Malignant pleural mesothelioma (MPM) is a tumour with dismal prognosis. Chemotherapeutic treatment with pemetrexed combined with cisplatin shows unsatisfying response-rates of 40%. The reasons for the rather poor efficacy remain largely unknown. However, it is conceivable that DNA repair mechanisms lead to an impaired therapy response. We hypothesize a major role of homologous recombination (HR) for genome stability and survival of this tumour. Therefore, we analysed expression levels of genes compiled under the term “BRCAness”. An inhibition of this pathway with olaparib might abrogate this effect and induce apoptosis. We evaluated the response of three MPM cell lines and lung fibroblasts, serving as a control to treatment, with pemetrexed, cisplatin and olaparib.
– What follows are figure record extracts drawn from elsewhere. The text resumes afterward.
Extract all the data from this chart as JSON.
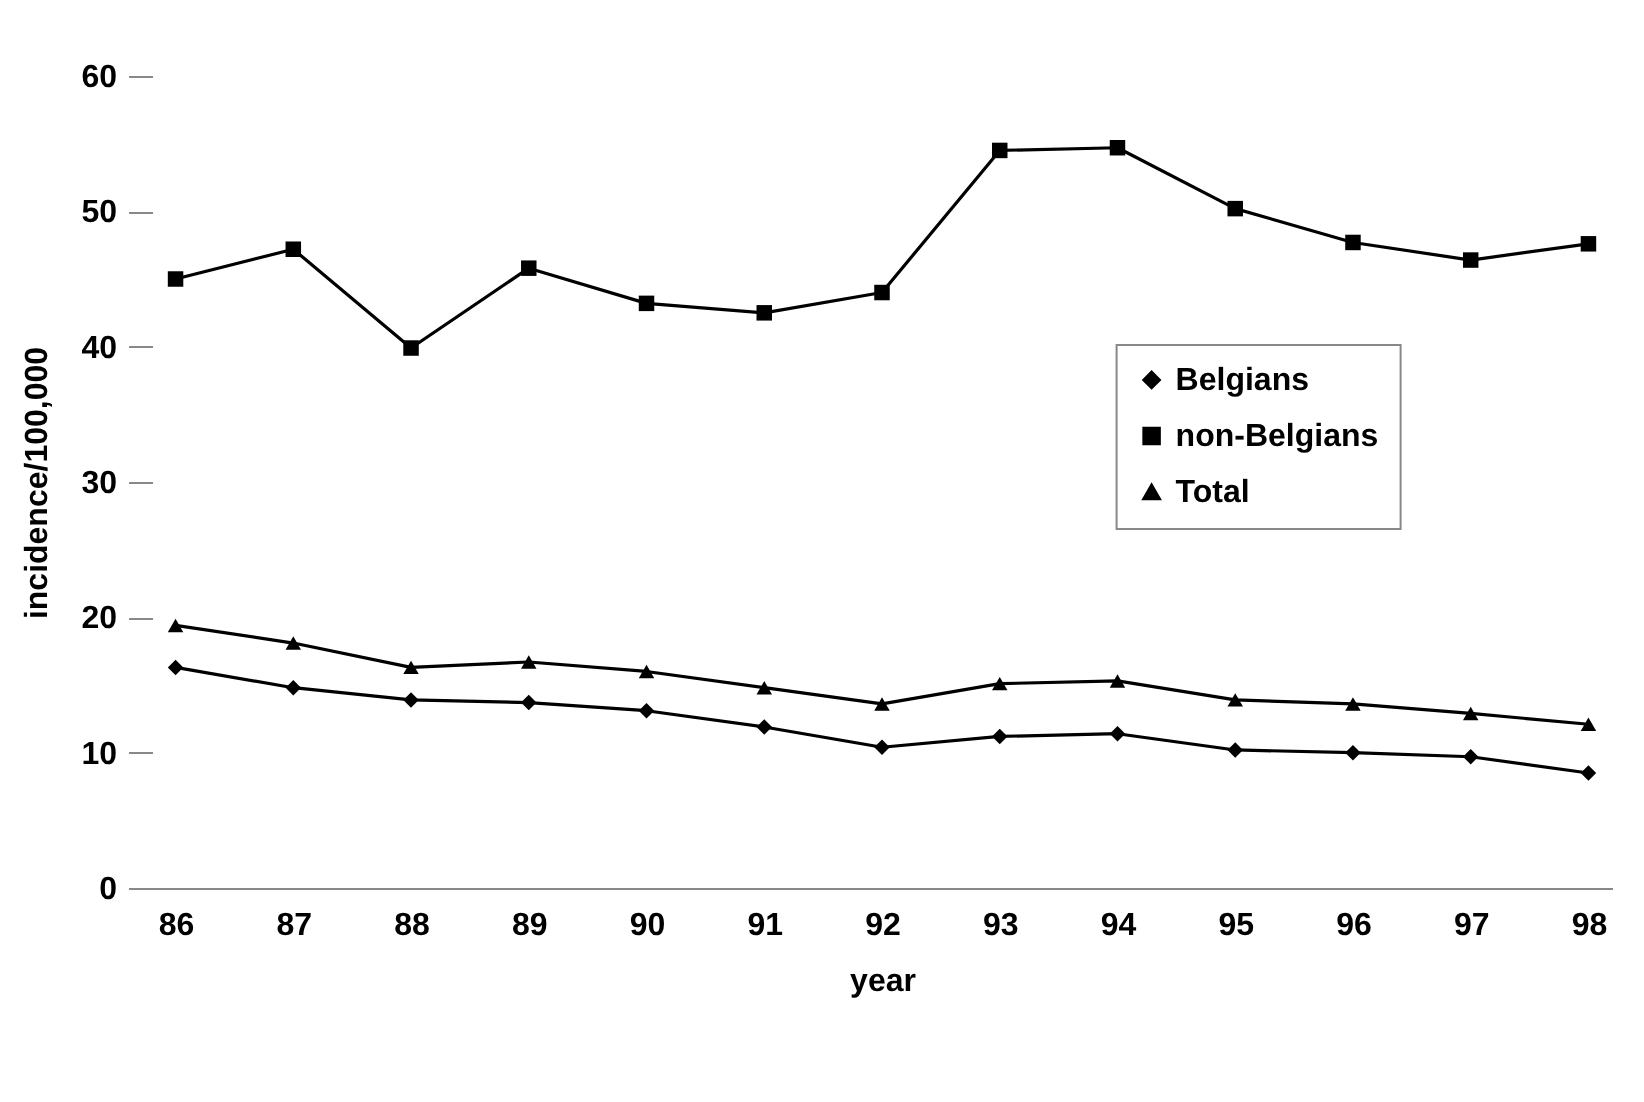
{
  "chart_data": {
    "type": "line",
    "xlabel": "year",
    "ylabel": "incidence/100,000",
    "categories": [
      "86",
      "87",
      "88",
      "89",
      "90",
      "91",
      "92",
      "93",
      "94",
      "95",
      "96",
      "97",
      "98"
    ],
    "series": [
      {
        "name": "Belgians",
        "color": "#000000",
        "marker": "diamond",
        "values": [
          16.3,
          14.8,
          13.9,
          13.7,
          13.1,
          11.9,
          10.4,
          11.2,
          11.4,
          10.2,
          10.0,
          9.7,
          8.5
        ]
      },
      {
        "name": "non-Belgians",
        "color": "#000000",
        "marker": "square",
        "values": [
          45.0,
          47.2,
          39.9,
          45.8,
          43.2,
          42.5,
          44.0,
          54.5,
          54.7,
          50.2,
          47.7,
          46.4,
          47.6
        ]
      },
      {
        "name": "Total",
        "color": "#000000",
        "marker": "triangle",
        "values": [
          19.4,
          18.1,
          16.3,
          16.7,
          16.0,
          14.8,
          13.6,
          15.1,
          15.3,
          13.9,
          13.6,
          12.9,
          12.1
        ]
      }
    ],
    "ylim": [
      0,
      60
    ],
    "yticks": [
      0,
      10,
      20,
      30,
      40,
      50,
      60
    ],
    "grid": false,
    "legend": "right",
    "line_style": "solid"
  }
}
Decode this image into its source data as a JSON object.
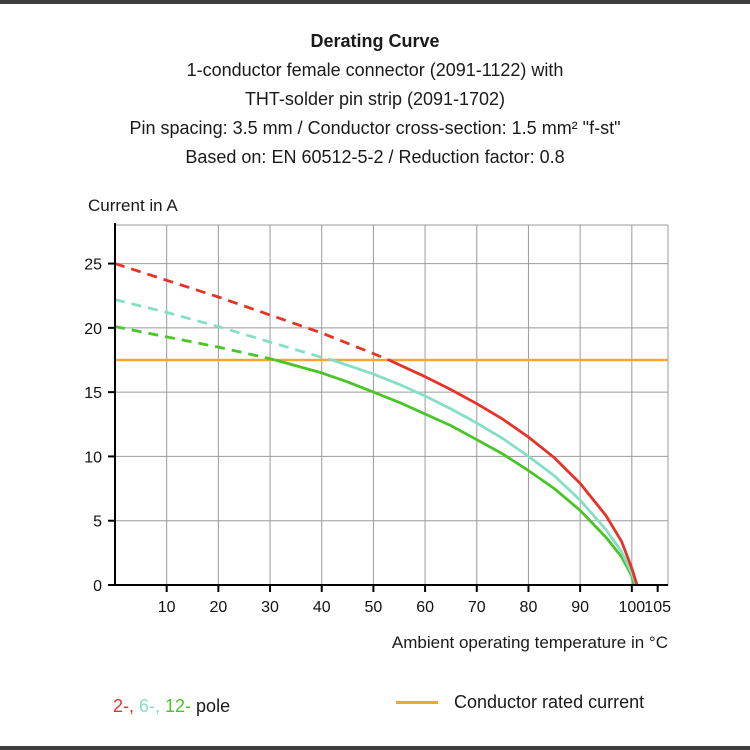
{
  "header": {
    "title": "Derating Curve",
    "lines": [
      "1-conductor female connector (2091-1122) with",
      "THT-solder pin strip (2091-1702)",
      "Pin spacing: 3.5 mm / Conductor cross-section: 1.5 mm² \"f-st\"",
      "Based on: EN 60512-5-2 / Reduction factor: 0.8"
    ]
  },
  "chart_data": {
    "type": "line",
    "title": "Derating Curve",
    "ylabel": "Current in A",
    "xlabel": "Ambient operating temperature in °C",
    "xlim": [
      0,
      107
    ],
    "ylim": [
      0,
      28
    ],
    "xticks": [
      10,
      20,
      30,
      40,
      50,
      60,
      70,
      80,
      90,
      100,
      105
    ],
    "yticks": [
      0,
      5,
      10,
      15,
      20,
      25
    ],
    "grid": true,
    "rated_current": {
      "value": 17.5,
      "label": "Conductor rated current",
      "color": "#f7a533"
    },
    "series": [
      {
        "name": "2-pole",
        "color": "#e63329",
        "dashed": [
          [
            0,
            25
          ],
          [
            10,
            23.7
          ],
          [
            20,
            22.4
          ],
          [
            30,
            21.0
          ],
          [
            40,
            19.6
          ],
          [
            50,
            18.0
          ],
          [
            53,
            17.5
          ]
        ],
        "solid": [
          [
            53,
            17.5
          ],
          [
            60,
            16.2
          ],
          [
            65,
            15.2
          ],
          [
            70,
            14.1
          ],
          [
            75,
            12.9
          ],
          [
            80,
            11.5
          ],
          [
            85,
            9.9
          ],
          [
            90,
            7.9
          ],
          [
            95,
            5.4
          ],
          [
            98,
            3.4
          ],
          [
            100,
            1.3
          ],
          [
            101,
            0
          ]
        ]
      },
      {
        "name": "6-pole",
        "color": "#85dfc6",
        "dashed": [
          [
            0,
            22.2
          ],
          [
            10,
            21.2
          ],
          [
            20,
            20.1
          ],
          [
            30,
            18.9
          ],
          [
            40,
            17.7
          ],
          [
            42,
            17.5
          ]
        ],
        "solid": [
          [
            42,
            17.5
          ],
          [
            50,
            16.4
          ],
          [
            55,
            15.6
          ],
          [
            60,
            14.7
          ],
          [
            65,
            13.7
          ],
          [
            70,
            12.6
          ],
          [
            75,
            11.4
          ],
          [
            80,
            10.0
          ],
          [
            85,
            8.5
          ],
          [
            90,
            6.6
          ],
          [
            95,
            4.3
          ],
          [
            98,
            2.6
          ],
          [
            100,
            0.9
          ],
          [
            100.8,
            0
          ]
        ]
      },
      {
        "name": "12-pole",
        "color": "#49c527",
        "dashed": [
          [
            0,
            20.1
          ],
          [
            10,
            19.3
          ],
          [
            20,
            18.5
          ],
          [
            30,
            17.6
          ],
          [
            31,
            17.5
          ]
        ],
        "solid": [
          [
            31,
            17.5
          ],
          [
            40,
            16.5
          ],
          [
            45,
            15.8
          ],
          [
            50,
            15.0
          ],
          [
            55,
            14.2
          ],
          [
            60,
            13.3
          ],
          [
            65,
            12.4
          ],
          [
            70,
            11.3
          ],
          [
            75,
            10.2
          ],
          [
            80,
            8.9
          ],
          [
            85,
            7.5
          ],
          [
            90,
            5.8
          ],
          [
            95,
            3.7
          ],
          [
            98,
            2.2
          ],
          [
            100,
            0.7
          ],
          [
            100.4,
            0
          ]
        ]
      }
    ]
  },
  "legend": {
    "poles": [
      {
        "label": "2-,",
        "color": "#e63329"
      },
      {
        "label": "6-,",
        "color": "#85dfc6"
      },
      {
        "label": "12-",
        "color": "#49c527"
      }
    ],
    "poles_suffix": "pole",
    "rated_label": "Conductor rated current"
  },
  "colors": {
    "red": "#e63329",
    "teal": "#85dfc6",
    "green": "#49c527",
    "orange": "#f7a533",
    "grid": "#9b9b9b",
    "axis": "#000000",
    "text": "#1a1a1a"
  }
}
Furthermore, we aimed to find correlations between response and gene expression patterns associated with BRCAness phenotype. Therefore, 91 clinical MPM samples were digitally screened for gene expression patterns of HR members. We observed a BRCAness-dependent increase of apoptosis and senescence during olaparib-based treatment of BRCA-associated-protein 1 (BAP1)-mutated cell lines. The gene expression pattern identified could be found in approx. 10% of patient samples. Against this background, patients could be grouped according to their defects in the HR system. Gene expression levels of Aurora Kinase A (AURKA), RAD50 as well as DNA damage-binding protein 2 (DDB2) could be identified as prognostic markers in MPM. Defects in HR compiled under the term BRCAness are a common event in MPM. The present data may improve the understanding of underlaying cellular mechanisms and open new possibilities for modern therapeutic approaches for this severe disease. Response to Poly (ADP-ribose)-Polymerase (PARP)-Inhibition could be demonstrated in the BAP1-mutated NCI-H2452 cells, especially when combined with cisplatin. This combination therapy might be effective for up to 2/3 of patients, promising to enhance patients’ clinical management and outcome.